Most are offloading their oil for below $20 a barrel as the coronavirus pandemic savages demand and global supply rises amid a battle between Saudi Arabia and Russia for market share, according to traders, state oil firms, major refiners and prices quoted in physical markets.
While some crude grades typically sell at a discount to Brent, the market environment is making that gap even wider and other grades that usually cost more than the European benchmark are now cheaper for the most time ever.
The discounting is leaving revenue per barrel at a fraction of the prices factored into many 2020 budgets, which is likely to put even more pressure on government finances in some oil producing countries.
In extreme cases, once discounts and other costs have been applied, the value of some producers’ oil is close to $10 a barrel while Venezuela’s Merey crude sold for as little as $8 last week, according to Refinitiv data and traders.
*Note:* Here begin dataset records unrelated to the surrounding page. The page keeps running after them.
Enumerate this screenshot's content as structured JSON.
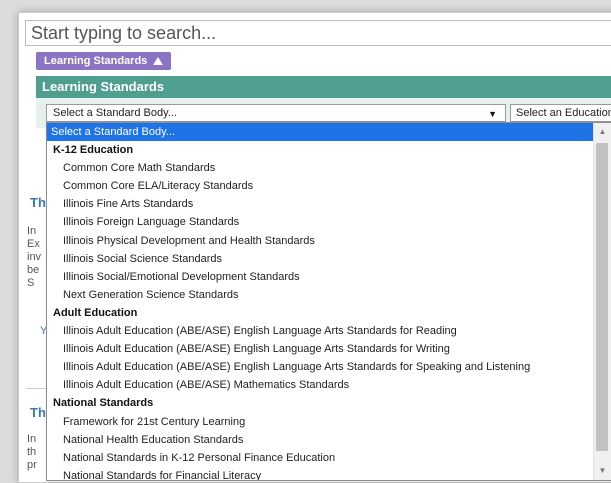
{
  "search": {
    "placeholder": "Start typing to search..."
  },
  "filter_tag": {
    "label": "Learning Standards"
  },
  "section": {
    "title": "Learning Standards"
  },
  "standard_select": {
    "value": "Select a Standard Body..."
  },
  "education_select": {
    "value": "Select an Education Level..."
  },
  "background": {
    "title1": "Th",
    "title2": "Th",
    "lines1": [
      "In",
      "Ex",
      "inv",
      "be",
      "S"
    ],
    "link1": "Y",
    "lines2": [
      "In",
      "th",
      "pr"
    ]
  },
  "dropdown": {
    "items": [
      {
        "label": "Select a Standard Body...",
        "kind": "selected"
      },
      {
        "label": "K-12 Education",
        "kind": "group"
      },
      {
        "label": "Common Core Math Standards",
        "kind": "option"
      },
      {
        "label": "Common Core ELA/Literacy Standards",
        "kind": "option"
      },
      {
        "label": "Illinois Fine Arts Standards",
        "kind": "option"
      },
      {
        "label": "Illinois Foreign Language Standards",
        "kind": "option"
      },
      {
        "label": "Illinois Physical Development and Health Standards",
        "kind": "option"
      },
      {
        "label": "Illinois Social Science Standards",
        "kind": "option"
      },
      {
        "label": "Illinois Social/Emotional Development Standards",
        "kind": "option"
      },
      {
        "label": "Next Generation Science Standards",
        "kind": "option"
      },
      {
        "label": "Adult Education",
        "kind": "group"
      },
      {
        "label": "Illinois Adult Education (ABE/ASE) English Language Arts Standards for Reading",
        "kind": "option"
      },
      {
        "label": "Illinois Adult Education (ABE/ASE) English Language Arts Standards for Writing",
        "kind": "option"
      },
      {
        "label": "Illinois Adult Education (ABE/ASE) English Language Arts Standards for Speaking and Listening",
        "kind": "option"
      },
      {
        "label": "Illinois Adult Education (ABE/ASE) Mathematics Standards",
        "kind": "option"
      },
      {
        "label": "National Standards",
        "kind": "group"
      },
      {
        "label": "Framework for 21st Century Learning",
        "kind": "option"
      },
      {
        "label": "National Health Education Standards",
        "kind": "option"
      },
      {
        "label": "National Standards in K-12 Personal Finance Education",
        "kind": "option"
      },
      {
        "label": "National Standards for Financial Literacy",
        "kind": "option"
      }
    ]
  },
  "colors": {
    "tag": "#8b74c3",
    "header": "#4f9e90",
    "selected": "#1e73e6",
    "link": "#3a77b6"
  },
  "icons": {
    "tag_toggle": "triangle-up-icon",
    "select_arrow": "triangle-down-icon",
    "scroll_up": "chevron-up-icon",
    "scroll_down": "chevron-down-icon"
  }
}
While all types of crude have been hit, so-called light and medium sweet grades are the least in demand, meaning the outlook is bleaker for countries such as Azerbaijan, Kazakhstan and Nigeria, according to traders in oil from those countries.
Light grades with low density and sulphur are mostly used to make naphtha, gasoline and jet fuel, refined products that are both out of favour because of the economic fallout from the pandemic and also hard to store for long.
While Moscow and Riyadh remain locked in their battle, physical oil traders say a glut might push prices even lower as more countries lock down and trade slows.
This week, Russia got as little as $18 per barrel for its benchmark export grade medium sour Urals while Saudi Arabia was selling its Arab Light in Europe for $16, according to Reuters calculations based on official Saudi prices and Urals deals.
Canada’s key Western Canada Select grade was worth $15 a barrel on March 16, the last day of its monthly trading cycle, and will now probably sell closer to $10 if its last discount of $13.6 to the U.S. WTI benchmark is applied.
Traders said the pressure on prices and the desire on the part of sellers to offload crude quickly was evident in the way deals were being struck at the moment.
“Normally, we used to discuss cargoes at bid versus offer spreads of around 10 to 20 cents for several weeks before we closed a deal,” one trader at a major refining firm said.
“Now, we have bid versus offer spreads of $2 to £3 a barrel and they’re done immediately.”
Just last week, analysts and leading traders predicted global oil demand would drop by 10 million barrels per day, or 10% in the next months. A week later, top trading house Vitol said it expected a 20% loss over the next few weeks.
Indian refiners are cutting back on output while European plants are considering closures. Chinese demand is recovering but it’s the only bright spot as the United States, which consumes a fifth of the world’s fuel, is locking down.
In a sign of the demise of sweet grades, Azeri Light is being priced at about 50 cents below dated Brent, the first time it has ever fallen below the European benchmark. Forties, a North Sea light sour oil, has fallen to $1.65 a barrel below dated Brent, its lowest since 2008.
Gasoline and jet fuel do not store as long as other products due to their high quality, seasonality and additives. Diesel, fuel oil and crude oil, meanwhile, can sit in tanks for years.
“You can’t store winter gasoline with the summer version and now is the time when you have to switch. You can’t really hold gasoline in tank for longer than six months,” said a European crude and products trader.
“Sour grades are more economic right now for refiners but that is only temporary as we will end up with a flood of diesel and fuel oil,” he said.
Nigeria, which is the biggest oil producer in Africa and relies on crude for 90% of its foreign exchange earnings, is struggling to sell its mainly light, sweet oil to refiners – despite record price cuts.
Algeria’s light, sweet Saharan Blend and Kazakhstan’s light, sour grade CPC Blend, meanwhile, are trading at eight-year lows with discounts of $2 and $4 to the price of Brent respectively.
Traders said cargoes of crude for delivery in April had not been hit too badly because many of the deals were struck before the oil market rout, but now prices would only go lower still.
“April was sold quite ahead of time as refiners plan several months in advance but May will not be good. All the grades will need more downward corrections,” one trader said.